Durante o programa, Renan criticou as ausências do presidente Luiz Inácio Lula da Silva (PT) e do senador Flávio Bolsonaro (PL), ao trazer fraldas geriátricas com os nomes dos concorrentes. Ao falar do presidente, ele relacionou a falta à companhia da primeira-dama e disse que, no debate, Lula teria “companhias melhores”.

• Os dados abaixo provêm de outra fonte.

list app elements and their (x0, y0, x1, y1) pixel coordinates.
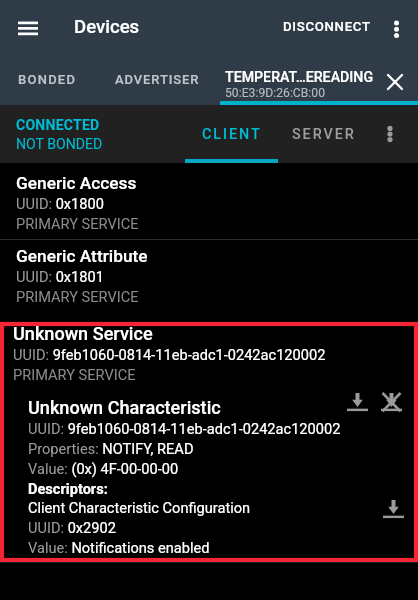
staticText: BONDED (18, 72, 77, 87)
staticText: TEMPERAT…EREADING (225, 69, 374, 86)
staticText: Client Characteristic Configuration (28, 499, 251, 516)
staticText: UUID: 0x1800 (16, 195, 104, 212)
staticText: Properties: NOTIFY, READ (28, 440, 194, 457)
button[interactable]: BONDED (0, 53, 94, 105)
button[interactable]: CLIENT (185, 105, 278, 163)
staticText: SERVER (292, 126, 356, 143)
staticText: PRIMARY SERVICE (16, 288, 139, 305)
staticText: UUID: 0x2902 (28, 519, 116, 536)
staticText: UUID: 0x1801 (16, 268, 104, 285)
button[interactable]: Read (340, 385, 374, 419)
staticText: UUID: 9feb1060-0814-11eb-adc1-0242ac1200… (28, 420, 341, 437)
staticText: PRIMARY SERVICE (16, 215, 139, 232)
staticText: Value: (0x) 4F-00-00-00 (28, 460, 179, 477)
button[interactable]: ADVERTISER (94, 53, 220, 105)
staticText: CONNECTED (16, 117, 100, 134)
staticText: Devices (74, 16, 140, 38)
staticText: Unknown Service (13, 323, 153, 344)
staticText: Unknown Characteristic (28, 397, 221, 418)
button[interactable]: Disable notifications (374, 385, 408, 419)
staticText: UUID: 9feb1060-0814-11eb-adc1-0242ac1200… (13, 346, 326, 363)
button[interactable]: Read descriptor (376, 492, 410, 526)
button[interactable]: DISCONNECT (271, 0, 383, 53)
staticText: NOT BONDED (16, 136, 103, 153)
button[interactable]: SERVER (278, 105, 370, 163)
button[interactable]: Close (374, 57, 418, 101)
button[interactable]: More options (370, 105, 410, 163)
staticText: CLIENT (202, 126, 262, 143)
button[interactable]: Unknown Service (0, 322, 418, 384)
staticText: Value: Notifications enabled (28, 539, 210, 556)
staticText: ADVERTISER (115, 72, 200, 87)
button[interactable]: Menu (0, 0, 56, 53)
staticText: DISCONNECT (283, 19, 371, 34)
button[interactable]: TEMPERAT…EREADING (220, 53, 418, 105)
button[interactable]: Unknown Characteristic (0, 384, 418, 562)
staticText: Generic Attribute (16, 246, 148, 266)
button[interactable]: More options (383, 0, 410, 53)
staticText: Descriptors: (28, 480, 108, 497)
staticText: PRIMARY SERVICE (13, 366, 136, 383)
button[interactable]: Generic Access (0, 163, 418, 239)
staticText: 50:E3:9D:26:CB:00 (225, 86, 326, 100)
button[interactable]: Generic Attribute (0, 240, 418, 322)
staticText: Generic Access (16, 173, 137, 193)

Atingida pelas falas do candidato, Janja solicitou um direito de resposta em que repudiou as declarações de Renan e alegou que teria ocorrido ataque “de forma pessoal e depreciativa”. A primeira-dama acusou o candidato de misoginia e defendeu que situações como essa não podem ser normalizadas.
Ainda na nota enviada, ela afirma que “episódios como esse não são casos isolados”, ao mencionar que o político já esteve “envolvido em declarações de violência contra mulheres”.
“Insinuar que a companhia da esposa de outro presidenciável seria motivo de ‘pena’ está longe de ser uma crítica política. É mais uma maneira de deslegitimar e ridicularizar a figura da mulher, como ferramenta de misoginia para atacar um adversário político”, diz um trecho da nota.